L’expérience Bron

A l’instar du récent The Unknown Known d’Errol Morris, projeté à Venise et à Berlin, Stéphane Bron se lance ici dans le portrait d’un homme détesté, Christoph Blocher, soit le Jean-Marie Le Pen helvète – mais qui, voyant sa carrière toucher à sa fin, décide soudain de baisser la garde et, riche du détachement que lui confère son âge avancé, laisse un jeune documentariste le filmer, sans se soucier vraiment de son image. La preuve de cela, c’est que la fin du documentaire déplut beaucoup au fils de Blocher. Dans cette fin, Bron cède au lyrisme et filme l’homme politique étendu sur un canapé, tandis que la voix off explique qu’il fait à présent face à la mort. Comme dans le film entier, l’idée est double : la dimension mortifère du personnage de Blocher ne tient pas tant à sa vieillesse qu’à la putréfaction idéologique de la Suisse, dont il est en grande partie responsable. Ce double-sens, le fils le voit, et demande à Bron de changer la fin. Mais Blocher père insiste : non, laissons-le, après tout c’est vrai, je vais mourir bientôt. Pour un expert de la manipulation du langage, ce détail en dit beaucoup. Ou peut-être qu’il dit simplement la faiblesse liée à la terrible littéralité sur laquelle repose toute réflexion extrémiste.

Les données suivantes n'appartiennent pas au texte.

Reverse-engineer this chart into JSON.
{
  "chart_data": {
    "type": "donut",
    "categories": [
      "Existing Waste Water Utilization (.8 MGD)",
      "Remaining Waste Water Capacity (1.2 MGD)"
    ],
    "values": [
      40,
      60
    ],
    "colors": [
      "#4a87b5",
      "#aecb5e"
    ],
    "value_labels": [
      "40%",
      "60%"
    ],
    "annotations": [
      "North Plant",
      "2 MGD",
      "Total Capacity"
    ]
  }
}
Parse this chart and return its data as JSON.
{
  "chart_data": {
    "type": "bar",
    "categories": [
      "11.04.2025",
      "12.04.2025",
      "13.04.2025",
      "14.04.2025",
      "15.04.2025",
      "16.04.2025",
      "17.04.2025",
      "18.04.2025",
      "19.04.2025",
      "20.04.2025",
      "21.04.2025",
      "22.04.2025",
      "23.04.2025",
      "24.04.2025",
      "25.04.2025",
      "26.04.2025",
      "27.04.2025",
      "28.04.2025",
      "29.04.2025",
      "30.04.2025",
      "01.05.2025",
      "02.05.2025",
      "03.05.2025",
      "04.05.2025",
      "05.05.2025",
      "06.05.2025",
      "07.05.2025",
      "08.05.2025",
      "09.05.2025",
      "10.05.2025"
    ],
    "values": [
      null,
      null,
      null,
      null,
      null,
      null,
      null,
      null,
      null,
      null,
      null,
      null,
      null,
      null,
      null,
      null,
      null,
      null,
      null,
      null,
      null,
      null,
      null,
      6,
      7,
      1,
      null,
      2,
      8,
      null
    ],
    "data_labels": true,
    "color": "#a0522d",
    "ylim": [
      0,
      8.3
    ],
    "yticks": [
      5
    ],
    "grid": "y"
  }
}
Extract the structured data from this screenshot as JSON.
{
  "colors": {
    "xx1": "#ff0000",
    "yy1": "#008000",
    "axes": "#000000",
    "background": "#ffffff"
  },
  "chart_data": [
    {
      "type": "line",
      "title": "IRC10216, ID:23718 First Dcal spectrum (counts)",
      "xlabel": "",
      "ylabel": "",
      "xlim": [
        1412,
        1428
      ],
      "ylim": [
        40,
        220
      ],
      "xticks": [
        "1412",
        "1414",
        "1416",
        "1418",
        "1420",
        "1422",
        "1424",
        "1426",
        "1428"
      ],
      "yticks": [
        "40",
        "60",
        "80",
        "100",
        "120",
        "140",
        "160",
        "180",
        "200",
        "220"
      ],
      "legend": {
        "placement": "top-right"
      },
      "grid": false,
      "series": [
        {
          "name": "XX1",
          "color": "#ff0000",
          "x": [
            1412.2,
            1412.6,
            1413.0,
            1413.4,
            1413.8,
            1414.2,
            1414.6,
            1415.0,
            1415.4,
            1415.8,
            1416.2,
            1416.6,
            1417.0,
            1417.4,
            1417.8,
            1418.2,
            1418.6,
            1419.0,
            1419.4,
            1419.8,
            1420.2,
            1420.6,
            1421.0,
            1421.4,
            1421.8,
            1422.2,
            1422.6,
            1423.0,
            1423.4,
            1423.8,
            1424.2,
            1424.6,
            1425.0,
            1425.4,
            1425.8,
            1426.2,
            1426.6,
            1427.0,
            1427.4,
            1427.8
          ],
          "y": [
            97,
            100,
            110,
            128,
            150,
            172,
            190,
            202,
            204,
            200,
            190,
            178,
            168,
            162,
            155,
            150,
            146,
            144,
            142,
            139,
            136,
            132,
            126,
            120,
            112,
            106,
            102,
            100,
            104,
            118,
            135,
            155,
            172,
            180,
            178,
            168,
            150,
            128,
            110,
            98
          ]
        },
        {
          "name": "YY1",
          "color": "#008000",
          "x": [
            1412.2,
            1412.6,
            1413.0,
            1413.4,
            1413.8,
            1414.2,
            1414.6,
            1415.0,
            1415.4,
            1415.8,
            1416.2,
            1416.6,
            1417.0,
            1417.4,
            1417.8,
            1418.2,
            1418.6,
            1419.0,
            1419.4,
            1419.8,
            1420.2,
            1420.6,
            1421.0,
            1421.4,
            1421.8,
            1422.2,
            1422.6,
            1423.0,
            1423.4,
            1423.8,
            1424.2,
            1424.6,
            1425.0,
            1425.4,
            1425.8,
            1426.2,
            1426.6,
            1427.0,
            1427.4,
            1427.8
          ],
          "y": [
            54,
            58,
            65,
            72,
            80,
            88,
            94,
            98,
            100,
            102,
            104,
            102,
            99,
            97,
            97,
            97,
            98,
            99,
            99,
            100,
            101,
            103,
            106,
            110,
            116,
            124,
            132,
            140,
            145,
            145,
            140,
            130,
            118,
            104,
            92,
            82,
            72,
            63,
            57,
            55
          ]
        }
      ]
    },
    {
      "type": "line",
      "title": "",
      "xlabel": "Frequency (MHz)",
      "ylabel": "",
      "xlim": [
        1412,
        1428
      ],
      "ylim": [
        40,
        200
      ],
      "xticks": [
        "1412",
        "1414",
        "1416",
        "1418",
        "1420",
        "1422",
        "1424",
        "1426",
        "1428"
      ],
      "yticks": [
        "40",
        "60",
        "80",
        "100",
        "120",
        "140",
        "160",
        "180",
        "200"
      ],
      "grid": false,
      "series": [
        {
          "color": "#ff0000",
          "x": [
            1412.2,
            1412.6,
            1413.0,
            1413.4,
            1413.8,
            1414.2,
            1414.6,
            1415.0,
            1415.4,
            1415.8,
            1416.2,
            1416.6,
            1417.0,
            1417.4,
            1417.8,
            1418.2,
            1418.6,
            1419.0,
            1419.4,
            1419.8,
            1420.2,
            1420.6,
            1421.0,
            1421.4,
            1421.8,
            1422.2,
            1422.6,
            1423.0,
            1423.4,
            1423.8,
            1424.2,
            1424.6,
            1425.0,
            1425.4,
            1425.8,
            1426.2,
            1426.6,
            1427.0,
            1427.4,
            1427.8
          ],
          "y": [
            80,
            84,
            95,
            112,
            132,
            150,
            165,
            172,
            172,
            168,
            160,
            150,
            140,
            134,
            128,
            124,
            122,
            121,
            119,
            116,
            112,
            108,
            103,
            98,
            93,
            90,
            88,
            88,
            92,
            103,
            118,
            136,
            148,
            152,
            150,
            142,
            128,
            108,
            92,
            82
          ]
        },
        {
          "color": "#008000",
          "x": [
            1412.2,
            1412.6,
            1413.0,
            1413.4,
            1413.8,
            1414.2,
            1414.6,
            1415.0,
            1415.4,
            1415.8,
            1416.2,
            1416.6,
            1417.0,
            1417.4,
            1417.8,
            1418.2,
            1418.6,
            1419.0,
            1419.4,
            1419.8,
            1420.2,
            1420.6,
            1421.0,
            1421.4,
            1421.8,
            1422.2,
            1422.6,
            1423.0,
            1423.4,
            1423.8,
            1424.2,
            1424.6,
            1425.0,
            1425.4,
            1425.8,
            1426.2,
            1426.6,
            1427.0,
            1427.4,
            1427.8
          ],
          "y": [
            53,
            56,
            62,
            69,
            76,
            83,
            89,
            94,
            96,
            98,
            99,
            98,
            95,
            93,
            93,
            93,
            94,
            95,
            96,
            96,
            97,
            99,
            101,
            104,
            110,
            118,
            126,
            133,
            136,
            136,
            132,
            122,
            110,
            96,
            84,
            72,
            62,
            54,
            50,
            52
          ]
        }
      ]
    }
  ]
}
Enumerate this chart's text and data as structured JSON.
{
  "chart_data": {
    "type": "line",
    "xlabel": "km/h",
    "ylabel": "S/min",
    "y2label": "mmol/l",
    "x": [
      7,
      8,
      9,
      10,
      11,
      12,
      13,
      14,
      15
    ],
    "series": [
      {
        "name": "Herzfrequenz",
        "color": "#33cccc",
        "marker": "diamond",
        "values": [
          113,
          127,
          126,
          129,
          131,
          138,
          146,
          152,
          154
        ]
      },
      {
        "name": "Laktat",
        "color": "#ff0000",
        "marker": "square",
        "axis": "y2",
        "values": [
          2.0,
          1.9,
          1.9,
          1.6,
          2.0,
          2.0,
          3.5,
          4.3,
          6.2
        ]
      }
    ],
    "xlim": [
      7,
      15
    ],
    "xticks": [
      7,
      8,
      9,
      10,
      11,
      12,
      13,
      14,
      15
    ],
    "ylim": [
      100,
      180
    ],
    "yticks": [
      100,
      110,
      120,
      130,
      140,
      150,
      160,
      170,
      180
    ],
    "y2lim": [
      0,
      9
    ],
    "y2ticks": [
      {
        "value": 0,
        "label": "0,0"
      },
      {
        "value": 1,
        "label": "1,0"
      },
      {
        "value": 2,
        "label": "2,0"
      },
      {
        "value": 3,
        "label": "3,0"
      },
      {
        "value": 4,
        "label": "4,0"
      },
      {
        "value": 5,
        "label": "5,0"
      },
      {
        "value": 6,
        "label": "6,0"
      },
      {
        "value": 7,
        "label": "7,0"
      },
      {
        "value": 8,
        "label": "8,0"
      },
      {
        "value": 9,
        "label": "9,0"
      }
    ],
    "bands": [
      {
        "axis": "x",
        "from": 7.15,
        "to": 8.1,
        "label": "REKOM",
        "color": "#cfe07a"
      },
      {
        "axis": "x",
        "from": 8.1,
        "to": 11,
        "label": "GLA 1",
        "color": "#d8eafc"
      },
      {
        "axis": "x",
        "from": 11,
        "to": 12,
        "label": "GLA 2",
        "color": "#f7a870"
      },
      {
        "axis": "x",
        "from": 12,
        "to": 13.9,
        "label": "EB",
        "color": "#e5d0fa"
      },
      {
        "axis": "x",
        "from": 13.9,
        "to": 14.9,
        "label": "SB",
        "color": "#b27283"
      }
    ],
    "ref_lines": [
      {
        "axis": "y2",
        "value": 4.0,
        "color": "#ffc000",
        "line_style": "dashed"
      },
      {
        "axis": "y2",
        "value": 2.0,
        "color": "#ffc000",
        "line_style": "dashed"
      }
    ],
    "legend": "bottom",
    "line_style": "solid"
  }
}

Ce qui nous intéresse ici, c’est que Bron avait bel et bien tenté de dire ce qu’il pensait vraiment, sans prévenir l’homme politique. L’expérience Blocher, c’est en effet Jean-Stéphane Bron qui la conduit sur lui-même : peut-on, ou ne peut-on pas, faire un documentaire honnête sur quelqu’un dont on ne partage pas du tout les idées ? Comment se mélangent l’honnêteté que l’on doit au public, et celle que l’on doit à celui que l’on filme ? La question est celle du point de contact entre l’intime et le politique : comment faire en sorte de faire correspondre ce que l’on pense politiquement de quelqu’un, et ce que l’on en pense humainement ? Bron insiste sans cesse sur le côté humain de celui qui, en creux, ressemble à ce qui se fait de pire. On le voit se raser. On le voit nager. On l’écoute raconter son enfance. Comment garder ses convictions politiques devant un homme auquel on a simplement envie de rendre ses aimables sourires ? Cette volonté de filmer à la fois le politique et l’humain fait de L’expérience Blocher plus qu’une étude de l’extrême-droite : une vivisection de celle-ci.

Le film passionne jusque dans ses failles. La voix off vouvoie le personnage, comme si le portrait étant en fait une hagiographie destinée à l’homme, comme si Bron parlait avec la voix du biographe, mais en s’adressant à son objet. Comme si, en fait, cette voix off tenait à signifier le fait qu’elle se fait sous écoute, que quelqu’un la surveille. Le film est ainsi beaucoup plus intéressant dans ce qu’il révèle du documentariste pris au piège que dans son portrait d’un parti politique, aussi actuel soit-il. De façon très pédagogique, Bron amène le spectateur à rechercher tout ce qu’il a pu tenter d’insérer de personnel sans choquer la supervision de Blocher. Ce qu’il faut, explique Bron, c’est séparer les sentiments que l’on éprouve envers l’homme de ceux que l’on éprouve pour ses idées ; c’est séparer l’intime et le politique, justement ; c’est faire ce que l’extrême-droite ne fait pas. Bron peut ainsi se montrer reconnaissant envers Blocher, et truffer son film de double-sens. Ainsi du plan des essuie-glaces, aperçu à deux reprises, symboles de ce que l’on cherche à effacer. Ainsi de l’ombre permanente. Ainsi des quelques inserts sur des corbeaux, des plans d’hélicoptères sur la forêt rappelant le début de Shining, ou encore de la musique menaçante, voués à compenser la sympathie sincère que Bron manifeste à l’égard de celui qui a eu la gentillesse de se laisser filmer. Autant de double-sens dont on peine à croire que Blocher ait pu les laisser filer… Jusqu’à ce qu’on apprenne qu’il a tenu à se laisser berner, en dépit des conseils de son fils.